Rein theoretisch könnte man unter Umständen einen Unterlassungsanspruch nach §§ 862, 1004 BGB haben. Aber ob man diese Geschütze auffahren sollte, ist die andere Frage.

Drer Vermieter sollte mit der Dame reden und sie auffordern,das ganze zu unterlassen. Vielleicht ist sie ihm gegenueber ja auch auskunftsfreudiger und redet mit ihm ueber ihre Gruende. Immerhin ist eine Waschmaschine kein leichter Gegenstand,der einfach mal so verschoben werden kann.

Der Herr aus der Dachgeschoß-Wohnung sollte mal mit der älteren Dame aus dem Erdgeschoß sprechen. Es muss ja einen Grund geben für ihr Verhalten. Eine Mitteilung, dass sie aufhören solle, kann man ja nun nicht wirklich ein Gespräch gewesen sein.

Und wegen sowas "vorzugehen" zeugt nun nicht gerade von einem normalen nachbarschaftlichen Umgang.

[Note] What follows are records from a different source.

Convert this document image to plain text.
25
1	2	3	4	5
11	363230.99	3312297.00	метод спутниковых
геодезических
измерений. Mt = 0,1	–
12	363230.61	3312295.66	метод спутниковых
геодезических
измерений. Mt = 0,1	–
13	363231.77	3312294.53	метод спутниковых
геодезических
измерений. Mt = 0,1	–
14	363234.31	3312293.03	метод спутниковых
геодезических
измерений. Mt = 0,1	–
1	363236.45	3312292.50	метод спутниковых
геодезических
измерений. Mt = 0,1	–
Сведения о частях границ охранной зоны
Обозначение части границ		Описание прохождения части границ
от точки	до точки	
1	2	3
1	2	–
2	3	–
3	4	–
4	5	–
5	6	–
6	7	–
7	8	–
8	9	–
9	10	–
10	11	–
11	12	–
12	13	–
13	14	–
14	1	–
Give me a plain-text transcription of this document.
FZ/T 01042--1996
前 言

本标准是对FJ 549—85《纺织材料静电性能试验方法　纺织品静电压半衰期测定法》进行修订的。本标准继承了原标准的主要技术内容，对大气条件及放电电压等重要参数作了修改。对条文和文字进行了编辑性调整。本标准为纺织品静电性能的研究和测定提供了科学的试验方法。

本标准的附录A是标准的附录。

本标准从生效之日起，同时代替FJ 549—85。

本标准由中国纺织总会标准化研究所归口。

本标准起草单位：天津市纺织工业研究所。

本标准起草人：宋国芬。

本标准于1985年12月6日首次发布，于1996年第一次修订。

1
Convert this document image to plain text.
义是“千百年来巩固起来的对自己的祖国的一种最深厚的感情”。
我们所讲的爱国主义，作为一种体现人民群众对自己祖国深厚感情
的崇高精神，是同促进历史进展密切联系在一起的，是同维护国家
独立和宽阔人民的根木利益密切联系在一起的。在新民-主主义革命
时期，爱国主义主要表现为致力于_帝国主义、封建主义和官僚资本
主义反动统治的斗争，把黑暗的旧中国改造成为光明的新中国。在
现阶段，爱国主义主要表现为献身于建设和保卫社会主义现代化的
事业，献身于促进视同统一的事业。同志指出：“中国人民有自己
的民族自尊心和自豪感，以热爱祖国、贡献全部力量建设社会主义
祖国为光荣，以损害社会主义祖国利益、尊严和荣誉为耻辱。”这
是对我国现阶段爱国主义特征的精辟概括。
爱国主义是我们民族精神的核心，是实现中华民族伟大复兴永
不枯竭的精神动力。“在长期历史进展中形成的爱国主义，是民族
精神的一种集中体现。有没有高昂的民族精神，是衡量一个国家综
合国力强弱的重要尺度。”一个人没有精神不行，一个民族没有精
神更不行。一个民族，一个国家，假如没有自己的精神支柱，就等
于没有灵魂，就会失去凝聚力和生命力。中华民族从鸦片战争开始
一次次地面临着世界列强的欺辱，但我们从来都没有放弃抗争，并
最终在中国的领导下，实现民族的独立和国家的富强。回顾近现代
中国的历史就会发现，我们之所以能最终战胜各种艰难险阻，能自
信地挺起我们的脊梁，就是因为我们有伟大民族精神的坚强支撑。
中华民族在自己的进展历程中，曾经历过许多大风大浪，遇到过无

Eine Wegnahme einer "fremden beweglichen Sache" laut StGB § 242 Diebstahl kommt in der Regel nicht in Betracht, wenn eine fremde Sache nur bewegt wird (s. die Wegnahme eines Fahrrads hier).

Wird hier aber "Grober Unfug" begangen oder neudeutsch eine "Belästigung der Allgemeinheit" (s. Wikipedia)? Eher nicht.

Mietrechtlich könnte das Verhalten interessant sein. Aber da muss ein Nachbar so einiges dulden, bevor er einen Nachbarn oder einen Vermieter zu etwas bewegen kann, rechtlich.

Gruß aus Berlin, Gerd

Niemand hat das Recht sich an fremdem Eigentum zu vergreifen. Auch keine Herkules-Oma.